QUESTION 01What is tokenization and why does it matter for LLMs?
🔍 DEFINITION:
Tokenization is the process of converting raw text into smaller units called tokens that the model can process mathematically. These tokens can be words, subwords, or characters, and each is mapped to a unique integer ID in the model's vocabulary. It serves as the critical bridge between human-readable text and the numerical representations that neural networks can understand and manipulate.
⚙️ HOW IT WORKS:
The tokenizer first normalizes text (lowercasing, Unicode normalization), then splits it according to learned rules. For example, the sentence "I love AI!" with a BPE tokenizer might become ['I', 'love', 'AI', '!'] - each mapped to IDs like [40, 512, 789, 3]. Special tokens like [CLS] (classification), [SEP] (separator), and [PAD] (padding) are added as needed. The tokenizer maintains a vocabulary file mapping tokens to IDs, typically containing 32k-256k entries. During training, the tokenizer is built by analyzing corpus statistics to determine optimal token splits. At inference, every input text must pass through the exact same tokenizer used during training.
💡 WHY IT MATTERS:
Tokenization is the gateway between human language and model mathematics, affecting virtually every aspect of LLM performance. It determines vocabulary size, influences how rare words are handled, affects sequence length (and thus context window usage), and impacts model performance on different languages and domains. Poor tokenization leads to out-of-vocabulary issues, inefficient use of context window (costing money in API calls), and degraded understanding of specialized terminology. For multilingual models, tokenizer design determines fairness across languages - if English is over-optimized, other languages suffer. Tokenization also affects inference speed and cost since APIs charge per token. Understanding tokenization helps practitioners optimize prompts, manage budgets, and debug model failures.
📋 EXAMPLE:
The word "unhappiness" with a word tokenizer might be OOV (out-of-vocabulary) and become [UNK], losing meaning.

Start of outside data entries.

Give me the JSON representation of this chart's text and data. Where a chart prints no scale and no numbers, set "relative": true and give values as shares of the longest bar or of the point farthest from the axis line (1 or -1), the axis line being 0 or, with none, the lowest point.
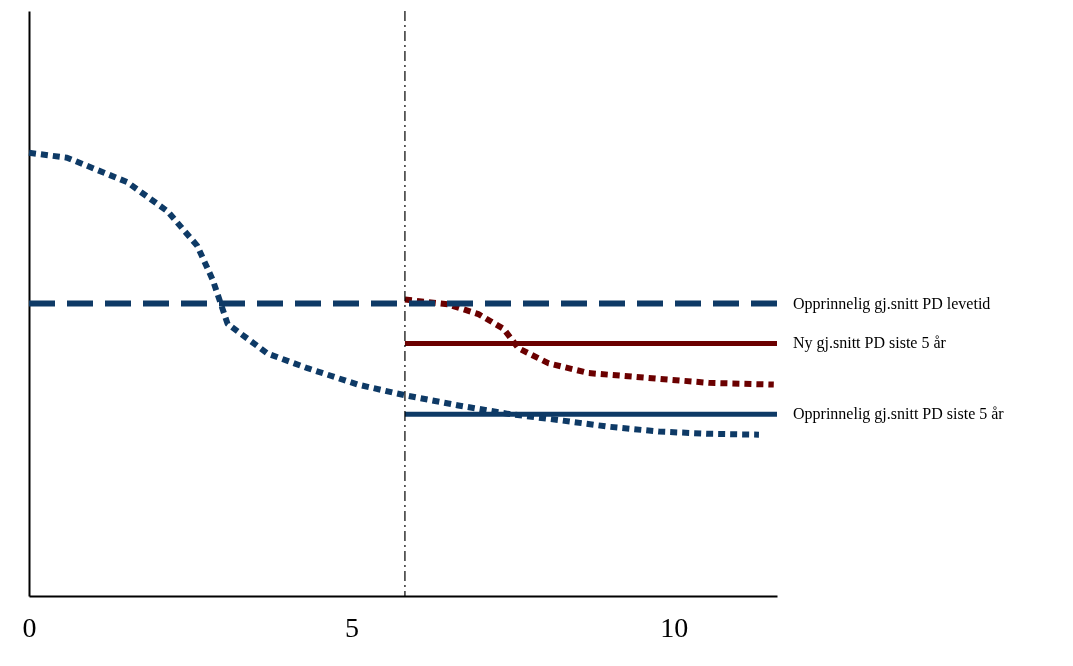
{
  "chart_data": {
    "type": "line",
    "relative": true,
    "xlim": [
      0,
      11.6
    ],
    "xticks": [
      0,
      5,
      10
    ],
    "grid": false,
    "legend": false,
    "marker": "none",
    "tick_labels": "x",
    "ref_lines": [
      {
        "axis": "x",
        "value": 5.83,
        "color": "#000000",
        "line_style": "dashed"
      }
    ],
    "series": [
      {
        "name": null,
        "color": "#0e3a66",
        "line_style": "dotted",
        "x": [
          0,
          0.59,
          1.52,
          2.15,
          2.61,
          2.85,
          3.08,
          3.7,
          4.32,
          5.1,
          5.83,
          6.66,
          7.43,
          8.21,
          8.99,
          9.77,
          10.54,
          11.32
        ],
        "values": [
          1.0,
          0.989,
          0.934,
          0.868,
          0.79,
          0.713,
          0.614,
          0.547,
          0.514,
          0.477,
          0.453,
          0.43,
          0.411,
          0.397,
          0.382,
          0.371,
          0.366,
          0.364
        ]
      },
      {
        "name": null,
        "color": "#6b0000",
        "line_style": "dotted",
        "x": [
          5.83,
          6.5,
          6.97,
          7.36,
          7.59,
          8.06,
          8.68,
          9.61,
          10.54,
          11.55
        ],
        "values": [
          0.669,
          0.658,
          0.636,
          0.603,
          0.559,
          0.525,
          0.503,
          0.492,
          0.481,
          0.477
        ]
      },
      {
        "name": "Opprinnelig gj.snitt PD levetid",
        "color": "#0e3a66",
        "line_style": "dashed",
        "x": [
          0,
          11.6
        ],
        "values": [
          0.66,
          0.66
        ]
      },
      {
        "name": "Ny gj.snitt PD siste 5 år",
        "color": "#6b0000",
        "line_style": "solid",
        "x": [
          5.83,
          11.6
        ],
        "values": [
          0.57,
          0.57
        ]
      },
      {
        "name": "Opprinnelig gj.snitt PD siste 5 år",
        "color": "#0e3a66",
        "line_style": "solid",
        "x": [
          5.83,
          11.6
        ],
        "values": [
          0.41,
          0.41
        ]
      }
    ]
  }
}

With BPE subword tokenization, it becomes ['un', 'happiness'] - both known tokens, preserving meaning. For cost comparison: English "I love AI" = 4 tokens. The same meaning in Thai "ฉันรักเอไอ" might be 8 tokens with an English-optimized tokenizer, costing twice as much for the same semantic content and using twice the context window space. This is why multilingual models need carefully designed tokenizers.